Неожиданно размахнулась и дала ему пощечину. Этого он никак не ожидал. Разжал руки, захлопал длинными ресницами, приоткрыл рот.
— И с таким ничтожеством я была знакома! — не удержалась Клара. — Ты что, не понимаешь, что встал на путь преступления? Личность неприкосновенна, жилище неприкосновенно — знаешь?
Никифор стряхнул с себя мгновенное оцепенение, выпятил грудь:
— Знаю, знаю, все знаю!
Его руки опять потянулись к ней. Клара неожиданно накинула ему на голову свою куртку, как тореадор на быка, и отпрянула. Словно клубок огня, отшвырнул он куртку в сторону и бросился к Кларе.
— Преступник! — закричала она, убегая от него в комнату. И пенаты тут же оповестили:
— На вилле семнадцать «А», сектор «П», находится преступник. Повторяю: на вилле семнадцать…
Услышав этот механический голос, юноша подбежал к пульту, остервенело вырвал белую вилку питания. Голос оборвался. Теперь вилла была отключена от общей сети (островок, затерянный в океане!), можно беспрепятственно сорвать злость. Но Клару схватить не удалось: ловко выскользнув из его рук, она понеслась из комнаты в комнату, с этажа на этаж, швыряя ему под ноги стулья. А тут еще и стемнело, и Никифор спотыкался и падал. Вскочила шишка на лбу, но и это его не остановило. Запыхавшийся не столько от усталости, сколько от злости, он даже не заметил, что вспыхнул свет. Пробежав через гостиную, увидел: Клара остановилась, стоит в соседней комнате. Бросился в дверной проем, но с разгону ударился о прозрачную стенку. Что это? Помчался к другой двери — там тоже стена, к окну — стена! Посмотрел вокруг — входят в дом все новые незнакомые люди и сквозь прозрачные стены смотрят на него. Сообразил: опущено противопожарное ограждение! Он очутился в прозрачном, герметически закупоренном ящике. Как же так? Кто успел включить?

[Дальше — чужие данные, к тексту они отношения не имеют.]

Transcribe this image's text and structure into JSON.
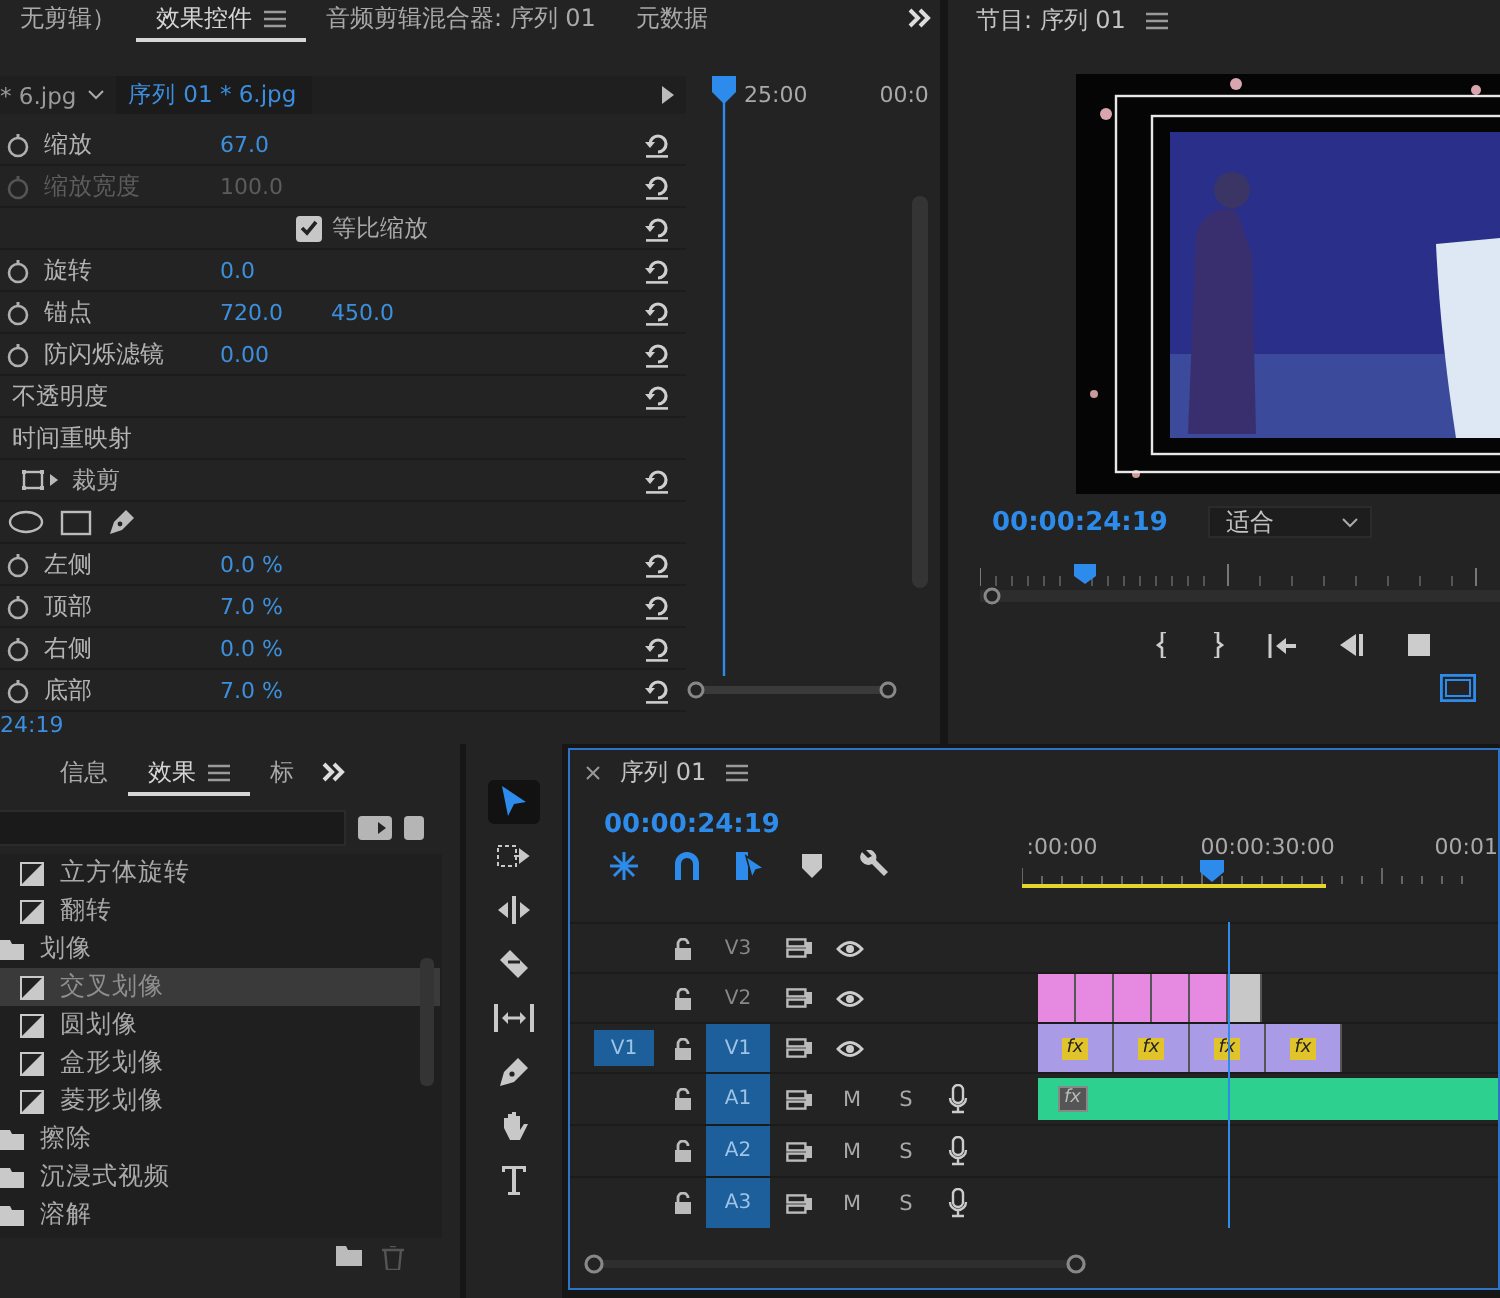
{
  "effect_controls": {
    "tabs": [
      {
        "label": "无剪辑）",
        "selected": false
      },
      {
        "label": "效果控件",
        "selected": true
      },
      {
        "label": "音频剪辑混合器: 序列 01",
        "selected": false
      },
      {
        "label": "元数据",
        "selected": false
      }
    ],
    "clip_source": "* 6.jpg",
    "clip_sequence": "序列 01 * 6.jpg",
    "ruler_labels": [
      "25:00",
      "00:0"
    ],
    "properties": [
      {
        "kind": "param",
        "name": "缩放",
        "values": [
          "67.0"
        ],
        "disabled": false,
        "reset": true
      },
      {
        "kind": "param",
        "name": "缩放宽度",
        "values": [
          "100.0"
        ],
        "disabled": true,
        "reset": true
      },
      {
        "kind": "checkbox",
        "name": "等比缩放",
        "checked": true,
        "reset": true
      },
      {
        "kind": "param",
        "name": "旋转",
        "values": [
          "0.0"
        ],
        "disabled": false,
        "reset": true
      },
      {
        "kind": "param",
        "name": "锚点",
        "values": [
          "720.0",
          "450.0"
        ],
        "disabled": false,
        "reset": true
      },
      {
        "kind": "param",
        "name": "防闪烁滤镜",
        "values": [
          "0.00"
        ],
        "disabled": false,
        "reset": true
      },
      {
        "kind": "section",
        "name": "不透明度",
        "reset": true
      },
      {
        "kind": "section",
        "name": "时间重映射",
        "reset": false
      },
      {
        "kind": "effect",
        "name": "裁剪",
        "reset": true
      },
      {
        "kind": "masks"
      },
      {
        "kind": "param",
        "name": "左侧",
        "values": [
          "0.0 %"
        ],
        "disabled": false,
        "reset": true
      },
      {
        "kind": "param",
        "name": "顶部",
        "values": [
          "7.0 %"
        ],
        "disabled": false,
        "reset": true
      },
      {
        "kind": "param",
        "name": "右侧",
        "values": [
          "0.0 %"
        ],
        "disabled": false,
        "reset": true
      },
      {
        "kind": "param",
        "name": "底部",
        "values": [
          "7.0 %"
        ],
        "disabled": false,
        "reset": true
      }
    ],
    "timecode": "24:19"
  },
  "program_monitor": {
    "title": "节目: 序列 01",
    "timecode": "00:00:24:19",
    "zoom": "适合"
  },
  "effects_panel": {
    "tabs": [
      {
        "label": "信息",
        "selected": false
      },
      {
        "label": "效果",
        "selected": true
      },
      {
        "label": "标",
        "selected": false
      }
    ],
    "items": [
      {
        "kind": "effect",
        "label": "立方体旋转",
        "selected": false
      },
      {
        "kind": "effect",
        "label": "翻转",
        "selected": false
      },
      {
        "kind": "folder",
        "label": "划像",
        "selected": false,
        "children": [
          {
            "kind": "effect",
            "label": "交叉划像",
            "selected": true
          },
          {
            "kind": "effect",
            "label": "圆划像",
            "selected": false
          },
          {
            "kind": "effect",
            "label": "盒形划像",
            "selected": false
          },
          {
            "kind": "effect",
            "label": "菱形划像",
            "selected": false
          }
        ]
      },
      {
        "kind": "folder",
        "label": "擦除",
        "selected": false
      },
      {
        "kind": "folder",
        "label": "沉浸式视频",
        "selected": false
      },
      {
        "kind": "folder",
        "label": "溶解",
        "selected": false
      }
    ]
  },
  "tools": [
    {
      "kind": "selection",
      "selected": true
    },
    {
      "kind": "track",
      "selected": false
    },
    {
      "kind": "ripple",
      "selected": false
    },
    {
      "kind": "razor",
      "selected": false
    },
    {
      "kind": "slip",
      "selected": false
    },
    {
      "kind": "pen",
      "selected": false
    },
    {
      "kind": "hand",
      "selected": false
    },
    {
      "kind": "type",
      "selected": false
    }
  ],
  "timeline": {
    "title": "序列 01",
    "timecode": "00:00:24:19",
    "toolbar": [
      {
        "kind": "nest",
        "on": true
      },
      {
        "kind": "snap",
        "on": true
      },
      {
        "kind": "linked",
        "on": true
      },
      {
        "kind": "marker",
        "on": false
      },
      {
        "kind": "settings",
        "on": false
      }
    ],
    "ruler_labels": [
      ":00:00",
      "00:00:30:00",
      "00:01"
    ],
    "tracks": [
      {
        "kind": "video",
        "name": "V3",
        "targeted": false
      },
      {
        "kind": "video",
        "name": "V2",
        "targeted": false,
        "clips": [
          {
            "color": "#e58ae0"
          },
          {
            "color": "#e58ae0"
          },
          {
            "color": "#e58ae0"
          },
          {
            "color": "#e58ae0"
          },
          {
            "color": "#e58ae0"
          },
          {
            "color": "#c8c8c8"
          }
        ]
      },
      {
        "kind": "video",
        "name": "V1",
        "source": "V1",
        "targeted": true,
        "clips": [
          {
            "color": "#a99be6",
            "fx_label": "fx"
          },
          {
            "color": "#a99be6",
            "fx_label": "fx"
          },
          {
            "color": "#a99be6",
            "fx_label": "fx"
          },
          {
            "color": "#a99be6",
            "fx_label": "fx"
          }
        ]
      },
      {
        "kind": "audio",
        "name": "A1",
        "targeted": true,
        "mute_label": "M",
        "solo_label": "S",
        "clips": [
          {
            "color": "#2ed08f",
            "fx_label": "fx"
          }
        ]
      },
      {
        "kind": "audio",
        "name": "A2",
        "targeted": true,
        "mute_label": "M",
        "solo_label": "S"
      },
      {
        "kind": "audio",
        "name": "A3",
        "targeted": true,
        "mute_label": "M",
        "solo_label": "S"
      }
    ]
  }
}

Начал стучать кулаками в стену, а люди по ту сторону стояли и смотрели — сосредоточенные взгляды, хмурые лица. Никифор успокоился, понял, что вести себя так — просто глупо. Глупо и смешно. Сел на пол. Что же теперь будет? Беспомощно огляделся вокруг и неожиданно ощутил холодок страха: он же тут задохнется, если не выпустят! Встал и, подойдя к двери, за которой стояла Клара, крикнул:
— Теперь можешь не бояться!
Сообразил, что его голоса там не слышно, начал жестикулировать.
Клара что-то сказала, вероятно, дала приказ пенатам, и прозрачные стены с легким шорохом поднялись вверх. Никифор шагнул к ней, что-то бормоча, но она отвернулась. Насупился и побрел к выходу, а люди осуждающе смотрели ему вслед, и его охватил стыд. Какой позор! В их коммуне, наверно, лет двадцать не было не то что преступления — ни малейшего проступка, а он, Никифор, покусился на личность, пренебрег нравственным законом… Дико!